トップ国際中南米「マーチ・フォー・ジーザス」キリスト教徒200万人が行進 ブラジル・サンパウロ

「マーチ・フォー・ジーザス」キリスト教徒200万人が行進 ブラジル・サンパウロ

 【サンパウロ綾村悟】南米ブラジルのサンパウロで4日、「マーチ・フォー・ジーザス」が開催され、キリスト教福音派を中心に200万人以上の信徒らが約3・5㌔を行進した。例年「聖体祭」に合わせて行われる世界最大級のキリスト教系イベントで、今回で34回目。

 ボルソナロ前大統領の長男で10月の大統領選に出馬しているフラビオ上院議員が参加し、「ブラジルのために祈ろう」と参加者に語りかけた。

 ブラジルは世界最多のカトリック信徒を抱えるが、近年は福音派が急増している。
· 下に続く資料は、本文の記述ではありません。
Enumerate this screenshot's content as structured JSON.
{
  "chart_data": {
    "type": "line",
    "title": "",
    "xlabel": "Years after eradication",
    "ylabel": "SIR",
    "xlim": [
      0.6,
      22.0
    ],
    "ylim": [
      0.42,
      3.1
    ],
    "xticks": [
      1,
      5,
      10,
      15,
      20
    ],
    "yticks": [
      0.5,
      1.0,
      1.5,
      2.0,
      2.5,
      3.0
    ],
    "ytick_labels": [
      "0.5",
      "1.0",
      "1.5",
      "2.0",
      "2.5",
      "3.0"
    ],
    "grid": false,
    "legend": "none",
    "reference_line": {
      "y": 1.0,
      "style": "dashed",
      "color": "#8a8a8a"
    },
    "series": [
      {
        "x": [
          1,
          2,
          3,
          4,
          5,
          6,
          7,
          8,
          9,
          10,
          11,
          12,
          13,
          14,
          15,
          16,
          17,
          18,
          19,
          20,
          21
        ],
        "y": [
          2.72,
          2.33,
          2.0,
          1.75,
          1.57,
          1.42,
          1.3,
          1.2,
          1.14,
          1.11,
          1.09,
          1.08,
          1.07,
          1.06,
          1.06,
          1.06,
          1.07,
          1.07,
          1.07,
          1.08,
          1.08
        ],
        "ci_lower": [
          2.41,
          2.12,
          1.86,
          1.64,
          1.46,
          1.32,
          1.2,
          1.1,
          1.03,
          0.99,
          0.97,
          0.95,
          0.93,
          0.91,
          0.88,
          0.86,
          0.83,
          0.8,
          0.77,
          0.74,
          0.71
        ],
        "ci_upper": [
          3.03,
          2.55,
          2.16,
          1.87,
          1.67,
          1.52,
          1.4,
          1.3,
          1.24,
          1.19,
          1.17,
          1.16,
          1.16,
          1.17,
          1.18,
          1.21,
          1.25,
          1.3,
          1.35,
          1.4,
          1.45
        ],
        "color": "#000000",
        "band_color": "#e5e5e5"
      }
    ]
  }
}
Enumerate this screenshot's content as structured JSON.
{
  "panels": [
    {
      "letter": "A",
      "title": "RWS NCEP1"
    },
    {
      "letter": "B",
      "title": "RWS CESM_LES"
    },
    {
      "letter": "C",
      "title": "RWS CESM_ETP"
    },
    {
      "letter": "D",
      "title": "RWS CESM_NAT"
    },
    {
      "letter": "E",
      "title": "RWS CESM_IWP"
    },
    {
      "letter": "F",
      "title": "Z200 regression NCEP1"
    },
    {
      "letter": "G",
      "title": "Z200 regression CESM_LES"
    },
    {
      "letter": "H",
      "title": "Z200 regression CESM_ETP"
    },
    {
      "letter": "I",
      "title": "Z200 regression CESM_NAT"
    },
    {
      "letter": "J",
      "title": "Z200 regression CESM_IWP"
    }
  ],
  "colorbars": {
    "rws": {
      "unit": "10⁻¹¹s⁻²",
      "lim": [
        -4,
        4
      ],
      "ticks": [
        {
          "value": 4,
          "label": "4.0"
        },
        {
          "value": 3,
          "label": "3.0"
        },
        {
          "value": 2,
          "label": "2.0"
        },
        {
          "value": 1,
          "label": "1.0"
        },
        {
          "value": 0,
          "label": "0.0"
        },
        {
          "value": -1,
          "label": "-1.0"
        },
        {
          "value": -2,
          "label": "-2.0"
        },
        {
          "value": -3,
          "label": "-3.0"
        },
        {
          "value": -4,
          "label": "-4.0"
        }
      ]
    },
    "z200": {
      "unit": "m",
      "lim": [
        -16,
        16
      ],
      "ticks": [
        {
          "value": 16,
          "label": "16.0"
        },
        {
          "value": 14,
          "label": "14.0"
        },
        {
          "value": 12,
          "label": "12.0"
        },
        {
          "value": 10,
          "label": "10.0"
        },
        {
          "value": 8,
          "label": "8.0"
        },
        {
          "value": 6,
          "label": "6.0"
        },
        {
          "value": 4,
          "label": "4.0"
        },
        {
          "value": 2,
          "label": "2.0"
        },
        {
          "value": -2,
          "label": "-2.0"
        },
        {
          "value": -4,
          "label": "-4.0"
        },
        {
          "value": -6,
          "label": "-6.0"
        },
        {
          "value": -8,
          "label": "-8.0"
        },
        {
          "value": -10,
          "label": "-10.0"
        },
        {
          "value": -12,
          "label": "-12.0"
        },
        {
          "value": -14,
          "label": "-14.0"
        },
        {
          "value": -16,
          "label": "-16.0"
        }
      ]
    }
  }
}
1994年には福音派は人口の14%だったが、2020年には31%と倍増、49年にはカトリックを上回る見込みだ。

 議会でも超党派の福音派勢力が急伸、両院合わせて30%以上に当たる約160人の議員が福音派とされる。18年の大統領選で保守派ジャイル・ボルソナロ氏の勝利を実現した主要支持基盤の一つだ。

 福音派は、ジェンダー教育や同性婚など数々の政策でリベラル派と激しい政治論争を巻き起こしてきた。過去の左派政権(第1次ルラ、ルセフ政権)時代に包括的ジェンダー教育が進められたが、19年に発足したボルソナロ前政権はこれを「(家庭の価値を破壊する)ジェンダーイデオロギー」と批判し、学校でのジェンダー関連教育を禁止した。

 近年は、結婚までの純潔を訴える運動が福音派を中心に広まっている。前政権下で女性・家族・人権相を務めたアウビス牧師は、昨年2月から若者に婚外性交渉の節制を求める禁欲キャンペーンを開始、福音派は社会的価値観の保守化への宗教・文化的基盤となりつつある。